Hi,
I’m doing some benchmarking of MongoDB, and try to understand its internals. I can not find much documentation of its internals, and therefore I have some questions. Please notify me of relevant documentation, if it exists.
I use default configured MongoDB 3.4.10 on a single machine.
1. The storage folder of MongoDB contains multiple files like «collection-*.wt» and «index-*.wt». Are all these files separate instances of WiredTiger?
2. When I create a new collection and insert a document to it, two new files get created («collection-*.wt» and «index-*.wt»). What are these files? I guess that my action causes the creation of the primary index, but why is it two files?
3. The documentation (docs.mongodb.com) states that the data structure of the secondary index is a B-tree, are secondary indexes also maintained by the selected storage engine?
4. What kind of pointer is used in the secondary index to refer the original document, physical pointer or a logical pointer (like document id in the case of MongoDB)?
5. When WiredTiger is chosen as storage engine, which index structure does MongoDB use (LSM-tree or B-tree)? Why?
I have seen some earlier comments that state the B-tree is used, but they are unofficial and old.
You can find a lot of internals info from here http://source.wiredtiger.com/
Hi
I would also like to add some details in addition to Rhys’ answer:
The storage folder of MongoDB contains multiple files like «collection-.wt» and «index-.wt». Are all these files separate instances of WiredTiger?
No they are separate WiredTiger tables but they’re all part of a single WiredTiger instance. Also see Rhys’ answer.
When I create a new collection and insert a document to it, two new files get created («collection-.wt» and «index-.wt»). What are these files? I guess that my action causes the creation of the primary index, but why is it two files?
Every time you create a new collection in MongoDB, WiredTiger creates two files: the data file, and the index file. Each additional index you create on the collection will create a new index file in WiredTiger.
However, note that the answers to questions 1 and 2 are implementation details, which is subject to change without notice. Having said that, those facts are true as of MongoDB 3.6.0.

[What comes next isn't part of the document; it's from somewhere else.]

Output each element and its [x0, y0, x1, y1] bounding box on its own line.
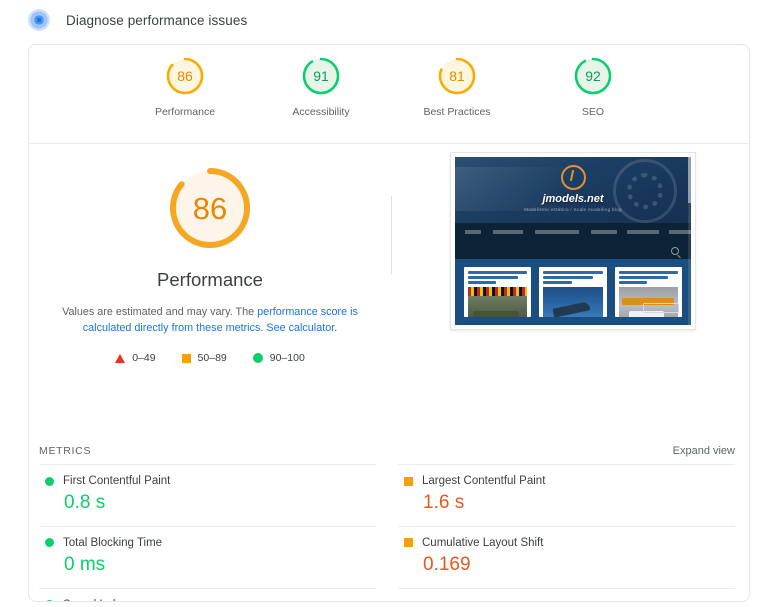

The documentation (docs.mongodb.com) states that the data structure of the secondary index is a B-tree, are secondary indexes also maintained by the selected storage engine?
Yes.
What kind of pointer is used in the secondary index to refer the original document, physical pointer or a logical pointer (like document id in the case of MongoDB)?
A logical pointer.
When WiredTiger is chosen as storage engine, which index structure does MongoDB use (LSM-tree or B-tree)? Why?
See Rhys’ answer, in particular this comment on the ticket.
Best regards
Kevin